Rafael and Marco Antonio Sold Out On Immigration Reform

America has been the dreamland for millions of immigrants from around world for over 200 years. The dream that has come true for so many can be illustrated in the stories of two fortunate immigrant families that fought hard to provide better lives for their children in America.

One family came to the United States from Cuba in 1956 when Dictator Fulgencio Batista’s regime stifled the economy through corruption and misappropriation of national industries which caused economic hardship for middle class families.
The family sought a better life in the US. The parents and their six-year old son settled in the heart of Miami, among Florida’s expat Cuban community. The father worked as a bartender and the mother as a hotel maid and stocker at a KMart store. They soon had another son, Marco Antonio, and later a daughter, both native born Americans.
Their son, Mario Antonio, went on to graduate from the University of Florida and later earned a law degree from the University of Miami. He became a lawyer and later a professor at a local college.

The other family has an even more interesting story. The father, Rafael, fled Cuba in 1957 after having been active as a teenager in the revolution to topple Batista. At age 18, his family bribed a Cuban official to let him leave the country. He fled with $100 sown into his underwear. He settled in Austin, Texas, and studied at the University of Texas, living on a student visa.

After graduating, he got a good job in the oil industry and married an American woman named Eleanor Wilson. Rafael was granted political asylum when his 4-year student visa expired.

They soon moved to Alberta, Canada, to launch a business supporting the oil industry. It was there that their son, Rafael Edward, was born. Rafael Sr. applied for and became a Canadian citizen.

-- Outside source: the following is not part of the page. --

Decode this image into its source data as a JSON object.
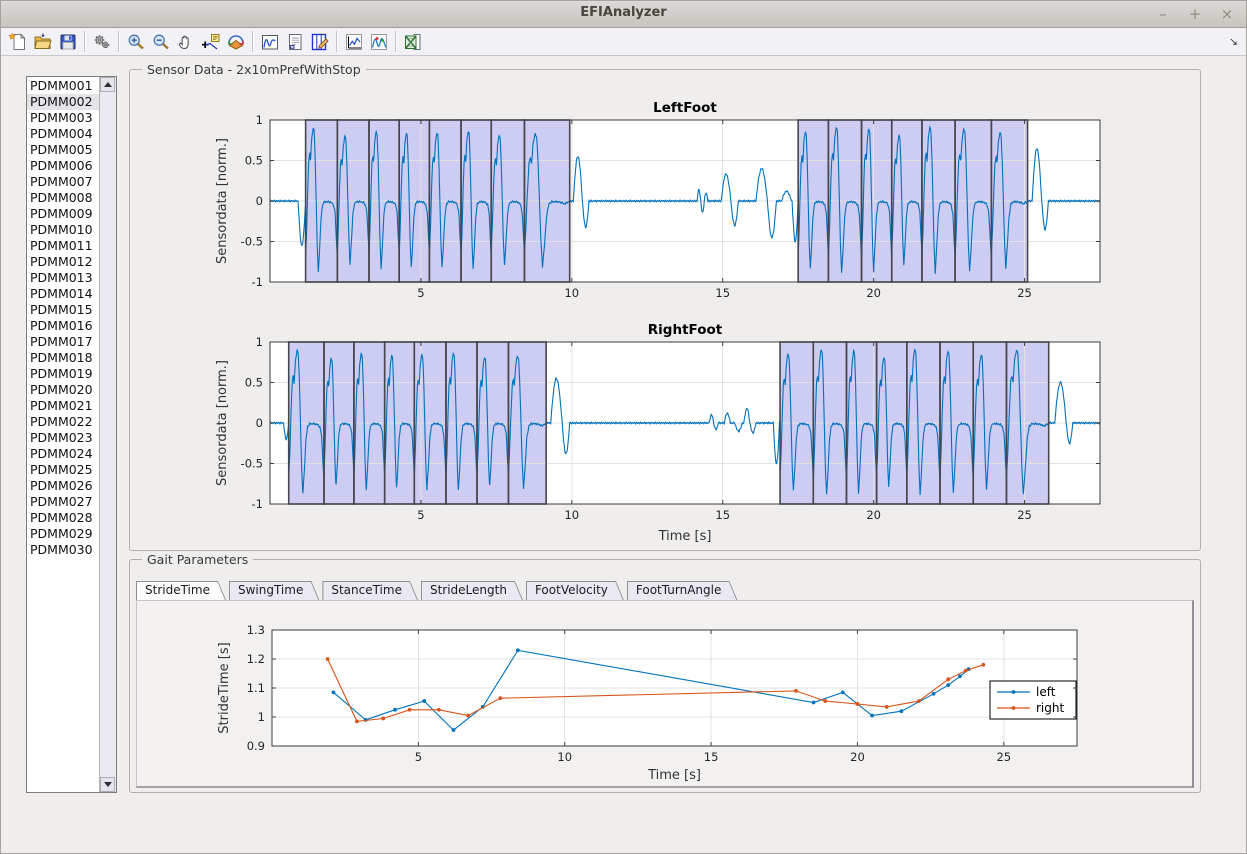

A few years later, the family relocated back to Texas where young Rafael excelled in school and eventually was accepted at the prestigious Princeton University. After graduating, he went on to earn a law degree from another elite university, Harvard, and became the first Latino to ever clerk for a Chief Justice of the Supreme Court. He later enjoyed a successful career as a lawyer.

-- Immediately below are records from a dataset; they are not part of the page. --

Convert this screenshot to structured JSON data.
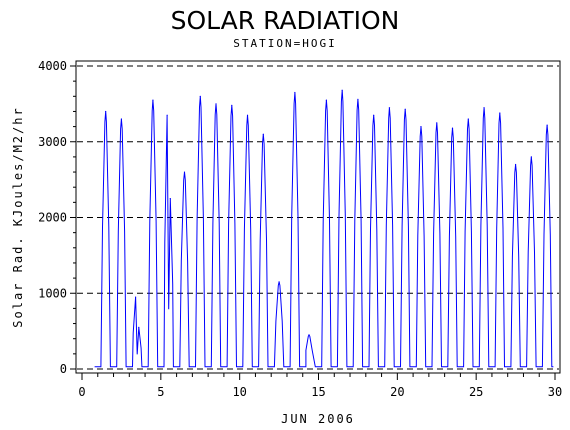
{
  "chart_data": {
    "type": "line",
    "title": "SOLAR RADIATION",
    "subtitle": "STATION=HOGI",
    "xlabel": "JUN 2006",
    "ylabel": "Solar Rad. KJoules/M2/hr",
    "xlim": [
      0,
      30
    ],
    "ylim": [
      0,
      4000
    ],
    "xticks": [
      0,
      5,
      10,
      15,
      20,
      25,
      30
    ],
    "yticks": [
      0,
      1000,
      2000,
      3000,
      4000
    ],
    "grid": "horizontal dashed",
    "series": [
      {
        "color": "#0000ff",
        "daily_peaks": [
          {
            "day": 1,
            "peaks": [
              [
                1.5,
                3400
              ]
            ]
          },
          {
            "day": 2,
            "peaks": [
              [
                2.5,
                3300
              ]
            ]
          },
          {
            "day": 3,
            "peaks": [
              [
                3.4,
                950
              ],
              [
                3.6,
                550
              ]
            ]
          },
          {
            "day": 4,
            "peaks": [
              [
                4.5,
                3550
              ]
            ]
          },
          {
            "day": 5,
            "peaks": [
              [
                5.4,
                3350
              ],
              [
                5.6,
                2250
              ]
            ]
          },
          {
            "day": 6,
            "peaks": [
              [
                6.5,
                2600
              ]
            ]
          },
          {
            "day": 7,
            "peaks": [
              [
                7.5,
                3600
              ]
            ]
          },
          {
            "day": 8,
            "peaks": [
              [
                8.5,
                3500
              ]
            ]
          },
          {
            "day": 9,
            "peaks": [
              [
                9.5,
                3480
              ]
            ]
          },
          {
            "day": 10,
            "peaks": [
              [
                10.5,
                3350
              ]
            ]
          },
          {
            "day": 11,
            "peaks": [
              [
                11.5,
                3100
              ]
            ]
          },
          {
            "day": 12,
            "peaks": [
              [
                12.5,
                1150
              ]
            ]
          },
          {
            "day": 13,
            "peaks": [
              [
                13.5,
                3650
              ]
            ]
          },
          {
            "day": 14,
            "peaks": [
              [
                14.4,
                450
              ]
            ]
          },
          {
            "day": 15,
            "peaks": [
              [
                15.5,
                3550
              ]
            ]
          },
          {
            "day": 16,
            "peaks": [
              [
                16.5,
                3680
              ]
            ]
          },
          {
            "day": 17,
            "peaks": [
              [
                17.5,
                3560
              ]
            ]
          },
          {
            "day": 18,
            "peaks": [
              [
                18.5,
                3350
              ]
            ]
          },
          {
            "day": 19,
            "peaks": [
              [
                19.5,
                3450
              ]
            ]
          },
          {
            "day": 20,
            "peaks": [
              [
                20.5,
                3430
              ]
            ]
          },
          {
            "day": 21,
            "peaks": [
              [
                21.5,
                3200
              ]
            ]
          },
          {
            "day": 22,
            "peaks": [
              [
                22.5,
                3250
              ]
            ]
          },
          {
            "day": 23,
            "peaks": [
              [
                23.5,
                3180
              ]
            ]
          },
          {
            "day": 24,
            "peaks": [
              [
                24.5,
                3300
              ]
            ]
          },
          {
            "day": 25,
            "peaks": [
              [
                25.5,
                3450
              ]
            ]
          },
          {
            "day": 26,
            "peaks": [
              [
                26.5,
                3380
              ]
            ]
          },
          {
            "day": 27,
            "peaks": [
              [
                27.5,
                2700
              ]
            ]
          },
          {
            "day": 28,
            "peaks": [
              [
                28.5,
                2800
              ]
            ]
          },
          {
            "day": 29,
            "peaks": [
              [
                29.5,
                3220
              ]
            ]
          }
        ]
      }
    ]
  }
}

How can the stories of these sons of immigrant families get even better? Well, both young men went on to win elected offices and, eventually, both were elected to the most prestigious club in America: the United States Senate.

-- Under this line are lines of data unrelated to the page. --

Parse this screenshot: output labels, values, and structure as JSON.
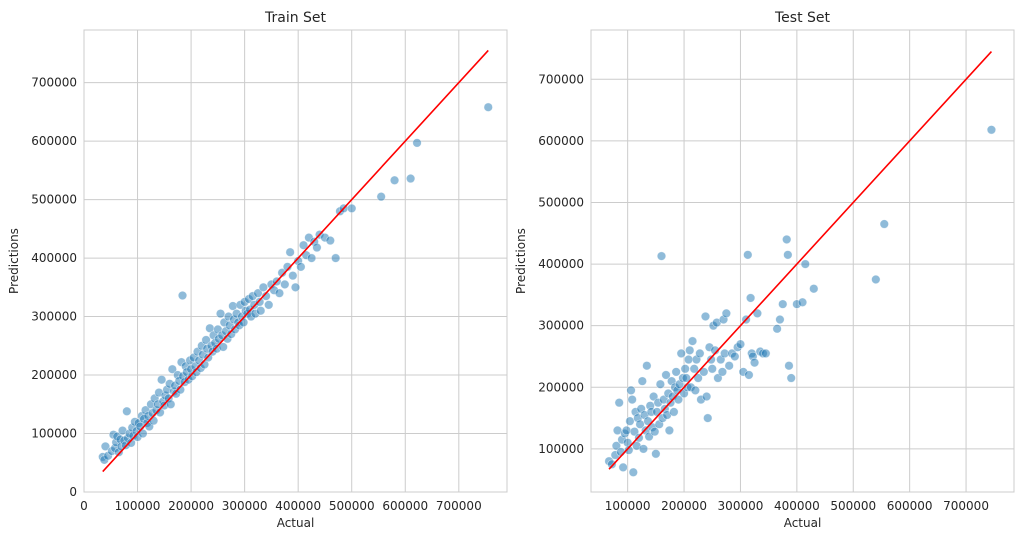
{
  "colors": {
    "points": "#1f77b4",
    "ideal_line": "#ff0000",
    "grid": "#cccccc",
    "background": "#ffffff"
  },
  "chart_data": [
    {
      "type": "scatter",
      "title": "Train Set",
      "xlabel": "Actual",
      "ylabel": "Predictions",
      "xlim": [
        0,
        790000
      ],
      "ylim": [
        0,
        790000
      ],
      "xticks": [
        0,
        100000,
        200000,
        300000,
        400000,
        500000,
        600000,
        700000
      ],
      "xtick_labels": [
        "0",
        "100000",
        "200000",
        "300000",
        "400000",
        "500000",
        "600000",
        "700000"
      ],
      "yticks": [
        0,
        100000,
        200000,
        300000,
        400000,
        500000,
        600000,
        700000
      ],
      "ytick_labels": [
        "0",
        "100000",
        "200000",
        "300000",
        "400000",
        "500000",
        "600000",
        "700000"
      ],
      "grid": true,
      "ideal_line": {
        "from": [
          35000,
          35000
        ],
        "to": [
          755000,
          755000
        ]
      },
      "points": [
        [
          35000,
          60000
        ],
        [
          38000,
          55000
        ],
        [
          40000,
          78000
        ],
        [
          45000,
          62000
        ],
        [
          52000,
          70000
        ],
        [
          55000,
          98000
        ],
        [
          58000,
          75000
        ],
        [
          60000,
          85000
        ],
        [
          62000,
          95000
        ],
        [
          65000,
          68000
        ],
        [
          68000,
          90000
        ],
        [
          70000,
          78000
        ],
        [
          72000,
          105000
        ],
        [
          75000,
          88000
        ],
        [
          78000,
          80000
        ],
        [
          80000,
          138000
        ],
        [
          82000,
          92000
        ],
        [
          85000,
          100000
        ],
        [
          88000,
          84000
        ],
        [
          90000,
          110000
        ],
        [
          92000,
          96000
        ],
        [
          95000,
          120000
        ],
        [
          98000,
          104000
        ],
        [
          100000,
          94000
        ],
        [
          102000,
          118000
        ],
        [
          105000,
          112000
        ],
        [
          108000,
          130000
        ],
        [
          110000,
          100000
        ],
        [
          112000,
          125000
        ],
        [
          115000,
          140000
        ],
        [
          118000,
          118000
        ],
        [
          120000,
          130000
        ],
        [
          122000,
          112000
        ],
        [
          125000,
          150000
        ],
        [
          128000,
          135000
        ],
        [
          130000,
          122000
        ],
        [
          132000,
          160000
        ],
        [
          135000,
          140000
        ],
        [
          138000,
          150000
        ],
        [
          140000,
          170000
        ],
        [
          142000,
          136000
        ],
        [
          145000,
          192000
        ],
        [
          148000,
          155000
        ],
        [
          150000,
          148000
        ],
        [
          152000,
          165000
        ],
        [
          155000,
          175000
        ],
        [
          158000,
          160000
        ],
        [
          160000,
          185000
        ],
        [
          162000,
          150000
        ],
        [
          165000,
          210000
        ],
        [
          168000,
          172000
        ],
        [
          170000,
          182000
        ],
        [
          172000,
          168000
        ],
        [
          175000,
          200000
        ],
        [
          178000,
          190000
        ],
        [
          180000,
          175000
        ],
        [
          182000,
          222000
        ],
        [
          184000,
          336000
        ],
        [
          185000,
          198000
        ],
        [
          188000,
          188000
        ],
        [
          190000,
          215000
        ],
        [
          192000,
          205000
        ],
        [
          195000,
          192000
        ],
        [
          198000,
          225000
        ],
        [
          200000,
          210000
        ],
        [
          202000,
          198000
        ],
        [
          205000,
          230000
        ],
        [
          208000,
          215000
        ],
        [
          210000,
          205000
        ],
        [
          212000,
          240000
        ],
        [
          215000,
          225000
        ],
        [
          218000,
          212000
        ],
        [
          220000,
          250000
        ],
        [
          222000,
          235000
        ],
        [
          225000,
          218000
        ],
        [
          228000,
          260000
        ],
        [
          230000,
          245000
        ],
        [
          232000,
          230000
        ],
        [
          235000,
          280000
        ],
        [
          238000,
          250000
        ],
        [
          240000,
          240000
        ],
        [
          242000,
          268000
        ],
        [
          245000,
          255000
        ],
        [
          248000,
          245000
        ],
        [
          250000,
          278000
        ],
        [
          252000,
          262000
        ],
        [
          255000,
          305000
        ],
        [
          258000,
          268000
        ],
        [
          260000,
          248000
        ],
        [
          262000,
          290000
        ],
        [
          265000,
          275000
        ],
        [
          268000,
          262000
        ],
        [
          270000,
          300000
        ],
        [
          272000,
          285000
        ],
        [
          275000,
          270000
        ],
        [
          278000,
          318000
        ],
        [
          280000,
          295000
        ],
        [
          282000,
          278000
        ],
        [
          285000,
          305000
        ],
        [
          288000,
          290000
        ],
        [
          290000,
          285000
        ],
        [
          292000,
          320000
        ],
        [
          295000,
          300000
        ],
        [
          298000,
          290000
        ],
        [
          300000,
          325000
        ],
        [
          302000,
          310000
        ],
        [
          305000,
          305000
        ],
        [
          308000,
          330000
        ],
        [
          310000,
          312000
        ],
        [
          312000,
          300000
        ],
        [
          315000,
          335000
        ],
        [
          318000,
          320000
        ],
        [
          320000,
          305000
        ],
        [
          325000,
          340000
        ],
        [
          328000,
          325000
        ],
        [
          330000,
          310000
        ],
        [
          335000,
          350000
        ],
        [
          340000,
          335000
        ],
        [
          345000,
          320000
        ],
        [
          350000,
          355000
        ],
        [
          355000,
          345000
        ],
        [
          360000,
          360000
        ],
        [
          365000,
          340000
        ],
        [
          370000,
          375000
        ],
        [
          375000,
          355000
        ],
        [
          380000,
          385000
        ],
        [
          385000,
          410000
        ],
        [
          390000,
          370000
        ],
        [
          395000,
          350000
        ],
        [
          400000,
          395000
        ],
        [
          405000,
          385000
        ],
        [
          410000,
          422000
        ],
        [
          415000,
          405000
        ],
        [
          420000,
          435000
        ],
        [
          425000,
          400000
        ],
        [
          430000,
          428000
        ],
        [
          435000,
          418000
        ],
        [
          440000,
          440000
        ],
        [
          450000,
          435000
        ],
        [
          460000,
          430000
        ],
        [
          470000,
          400000
        ],
        [
          478000,
          480000
        ],
        [
          485000,
          485000
        ],
        [
          500000,
          485000
        ],
        [
          555000,
          505000
        ],
        [
          580000,
          533000
        ],
        [
          610000,
          536000
        ],
        [
          622000,
          597000
        ],
        [
          755000,
          658000
        ]
      ]
    },
    {
      "type": "scatter",
      "title": "Test Set",
      "xlabel": "Actual",
      "ylabel": "Predictions",
      "xlim": [
        35000,
        785000
      ],
      "ylim": [
        30000,
        780000
      ],
      "xticks": [
        100000,
        200000,
        300000,
        400000,
        500000,
        600000,
        700000
      ],
      "xtick_labels": [
        "100000",
        "200000",
        "300000",
        "400000",
        "500000",
        "600000",
        "700000"
      ],
      "yticks": [
        100000,
        200000,
        300000,
        400000,
        500000,
        600000,
        700000
      ],
      "ytick_labels": [
        "100000",
        "200000",
        "300000",
        "400000",
        "500000",
        "600000",
        "700000"
      ],
      "grid": true,
      "ideal_line": {
        "from": [
          67000,
          67000
        ],
        "to": [
          745000,
          745000
        ]
      },
      "points": [
        [
          67000,
          80000
        ],
        [
          72000,
          75000
        ],
        [
          78000,
          90000
        ],
        [
          80000,
          105000
        ],
        [
          82000,
          130000
        ],
        [
          85000,
          175000
        ],
        [
          88000,
          95000
        ],
        [
          90000,
          115000
        ],
        [
          92000,
          70000
        ],
        [
          95000,
          125000
        ],
        [
          98000,
          130000
        ],
        [
          100000,
          110000
        ],
        [
          102000,
          98000
        ],
        [
          104000,
          145000
        ],
        [
          106000,
          195000
        ],
        [
          108000,
          180000
        ],
        [
          110000,
          62000
        ],
        [
          112000,
          128000
        ],
        [
          114000,
          160000
        ],
        [
          116000,
          105000
        ],
        [
          118000,
          150000
        ],
        [
          120000,
          118000
        ],
        [
          122000,
          140000
        ],
        [
          124000,
          165000
        ],
        [
          126000,
          210000
        ],
        [
          128000,
          100000
        ],
        [
          130000,
          155000
        ],
        [
          132000,
          130000
        ],
        [
          134000,
          235000
        ],
        [
          136000,
          145000
        ],
        [
          138000,
          120000
        ],
        [
          140000,
          170000
        ],
        [
          142000,
          160000
        ],
        [
          144000,
          135000
        ],
        [
          146000,
          185000
        ],
        [
          148000,
          128000
        ],
        [
          150000,
          92000
        ],
        [
          152000,
          160000
        ],
        [
          154000,
          175000
        ],
        [
          156000,
          140000
        ],
        [
          158000,
          205000
        ],
        [
          160000,
          413000
        ],
        [
          162000,
          150000
        ],
        [
          164000,
          180000
        ],
        [
          166000,
          165000
        ],
        [
          168000,
          220000
        ],
        [
          170000,
          155000
        ],
        [
          172000,
          190000
        ],
        [
          174000,
          130000
        ],
        [
          176000,
          175000
        ],
        [
          178000,
          210000
        ],
        [
          180000,
          185000
        ],
        [
          182000,
          160000
        ],
        [
          184000,
          200000
        ],
        [
          186000,
          225000
        ],
        [
          188000,
          195000
        ],
        [
          190000,
          180000
        ],
        [
          192000,
          205000
        ],
        [
          195000,
          255000
        ],
        [
          198000,
          215000
        ],
        [
          200000,
          190000
        ],
        [
          202000,
          230000
        ],
        [
          204000,
          215000
        ],
        [
          206000,
          200000
        ],
        [
          208000,
          245000
        ],
        [
          210000,
          260000
        ],
        [
          212000,
          200000
        ],
        [
          215000,
          275000
        ],
        [
          218000,
          230000
        ],
        [
          220000,
          195000
        ],
        [
          222000,
          245000
        ],
        [
          225000,
          215000
        ],
        [
          228000,
          255000
        ],
        [
          230000,
          180000
        ],
        [
          235000,
          225000
        ],
        [
          238000,
          315000
        ],
        [
          240000,
          185000
        ],
        [
          242000,
          150000
        ],
        [
          245000,
          265000
        ],
        [
          248000,
          245000
        ],
        [
          250000,
          230000
        ],
        [
          252000,
          300000
        ],
        [
          255000,
          260000
        ],
        [
          258000,
          305000
        ],
        [
          260000,
          215000
        ],
        [
          265000,
          245000
        ],
        [
          268000,
          225000
        ],
        [
          270000,
          310000
        ],
        [
          272000,
          255000
        ],
        [
          275000,
          320000
        ],
        [
          280000,
          235000
        ],
        [
          285000,
          255000
        ],
        [
          290000,
          250000
        ],
        [
          295000,
          265000
        ],
        [
          300000,
          270000
        ],
        [
          305000,
          225000
        ],
        [
          310000,
          310000
        ],
        [
          313000,
          415000
        ],
        [
          315000,
          220000
        ],
        [
          318000,
          345000
        ],
        [
          320000,
          255000
        ],
        [
          322000,
          250000
        ],
        [
          325000,
          240000
        ],
        [
          330000,
          320000
        ],
        [
          335000,
          258000
        ],
        [
          340000,
          255000
        ],
        [
          345000,
          255000
        ],
        [
          365000,
          295000
        ],
        [
          370000,
          310000
        ],
        [
          375000,
          335000
        ],
        [
          382000,
          440000
        ],
        [
          384000,
          415000
        ],
        [
          386000,
          235000
        ],
        [
          390000,
          215000
        ],
        [
          400000,
          335000
        ],
        [
          410000,
          338000
        ],
        [
          415000,
          400000
        ],
        [
          430000,
          360000
        ],
        [
          540000,
          375000
        ],
        [
          555000,
          465000
        ],
        [
          745000,
          618000
        ]
      ]
    }
  ]
}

Today, both of those ambitious young men in their mid-forties are vying to be the next leader of the free world as they compete for the Republican nomination for President of the United States.

By now, you may have guessed that these are the stories of Rafael Edward (Ted) Cruz and Marco Antonio Rubio.

Both their families immigrated to the US like so many of our families did. They sought better lives for themselves and their children. They believe that through hard work, they too could achieve the American dream. They had read the words of the Statue of Liberty: “Give me your poor, your tired, your huddled masses.”
The beacon of freedom doesn’t call out for the rich, well-to-do, and affluent masses. It doesn’t ask what country they are from or their religion or the color of their skin. America has beckoned those hungry enough to want to be here to come seek a better life.

The Cruz and Rubio families came here under a system that encouraged immigration in a country that welcomed them and understood that we are all immigrants from somewhere else. That has been the promise of this promised land.
But lately, the politics of hate and division have taken over. The candidates for the Republican Party’s nomination have fought each other to see who is more anti-immigration, anti-immigrant, and, frankly, more anti-social. And leading that fight against immigration reform have been these two blessed and privileged sons of immigrants.

Both Ted Cruz and Marco Rubio oppose meaningful immigration reform. They both argue about which one is more against a path to legal citizenship for millions that have fought to get here and have stayed to raise their families, just like the Rubio and Cruz families.

It’s one thing to fundamentally disagree with a government policy and oppose it, but it’s completely hypocritical to benefit from it then oppose it for political gain.
It’s time for both these first-generation American sons of immigrants to honor the promise of America and take a strong position for a comprehensive immigration reform package that is both humane and just.

They owe it to this country that has given them so much.